Hugh Robertson MP believes the entire bidding process for both the 2018 and 2022 World Cups was "strange and obscure".
He said the turning point against England's bid came when Blatter addressed delegates just before the vote and reminded them of several less-than-complimentary stories about FIFA that had been pursued by the British media.
FIFA are holding a meeting this week to discuss moving the 2022 tournament in Qatar to winter because of the stifling summer heat.
Robertson told Sky Sports News: "I didn't agree with the way the competition was run but there was a competition: Qatar won it, and congratulations to them.
"The ambition to take football to parts of the world that haven't staged major tournaments before is the right one.
"If we're going to do that, we're going to have to make some compromises over the timings of the English leagues, the North European leagues.
"The interesting thing is that there was nobody there during that bidding process who really thought that staging that World Cup in the summer was a sensible option, so to me it was always obvious it was going to be moved to the winter."
Robertson believes that the bidding process as a whole for 2018 - won by Russia - and 2022 was flawed.
"It was a strange and obscure bidding process; had it all been made clear I suspect we might not have bid," he said.
"There were a lot of FIFA delegates who looked at either the Prime Minister or Prince William in the eye and promised their vote, and then didn't deliver.

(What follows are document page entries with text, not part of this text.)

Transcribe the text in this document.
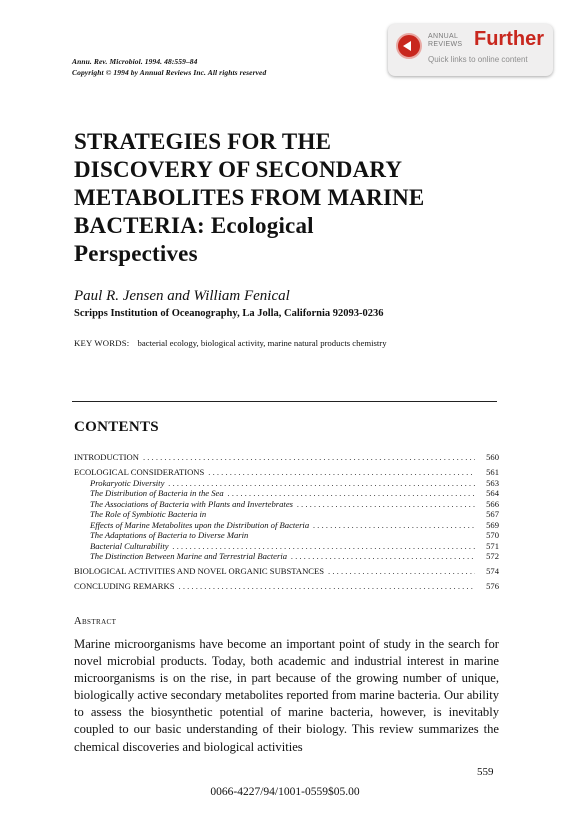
Annu. Rev. Microbiol. 1994. 48:559–84
Copyright © 1994 by Annual Reviews Inc. All rights reserved
ANNUAL
REVIEWS Further
Quick links to online content
STRATEGIES FOR THE
DISCOVERY OF SECONDARY
METABOLITES FROM MARINE
BACTERIA: Ecological
Perspectives
Paul R. Jensen and William Fenical
Scripps Institution of Oceanography, La Jolla, California 92093-0236
KEY WORDS: bacterial ecology, biological activity, marine natural products chemistry
CONTENTS
INTRODUCTION . . .	560
ECOLOGICAL CONSIDERATIONS . . .	561
Prokaryotic Diversity . . .	563
The Distribution of Bacteria in the Sea . . .	564
The Associations of Bacteria with Plants and Invertebrates . . .	566
The Role of Symbiotic Bacteria in	567
Effects of Marine Metabolites upon the Distribution of Bacteria . . .	569
The Adaptations of Bacteria to Diverse Marin	570
Bacterial Culturability . . .	571
The Distinction Between Marine and Terrestrial Bacteria . . .	572
BIOLOGICAL ACTIVITIES AND NOVEL ORGANIC SUBSTANCES . . .	574
CONCLUDING REMARKS . . .	576
Abstract

Marine microorganisms have become an important point of study in the search for novel microbial products. Today, both academic and industrial interest in marine microorganisms is on the rise, in part because of the growing number of unique, biologically active secondary metabolites reported from marine bacteria. Our ability to assess the biosynthetic potential of marine bacteria, however, is inevitably coupled to our basic understanding of their biology. This review summarizes the chemical discoveries and biological activities

559
0066-4227/94/1001-0559$05.00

"Thirdly, there was a slightly unsatisfactory chapter. I've been told by a number of people in the room that Sepp Blatter, straight before the vote, stood up and reminded the delegates what the British press had done to them in the period running up to the vote.
"That must have influenced the way some of those delegates who promised to give us their vote then didn't. Those three things make me feel very uneasy as a Sports Minister about the whole process."
The chairman of the Football League, meanwhile, believes FIFA should run the vote for the 2022 World Cup again rather than switch it to the winter.
Greg Clarke said: "My view is that it should be like any public tender process and if the tender isn't valid, then have a new one.
"Don't start fiddling at the edges. If the tender doesn't work, run a new one.
"There were some really good bids from people like Australia and the USA who spent a lot of money and have a great footballing culture and really wanted to run the World Cup, and they were excluded on the grounds that it was going to be in the summer and that it was going to be in Qatar.
"If I was them I would be less than happy if FIFA are now changing the rules, and my view is: run it again."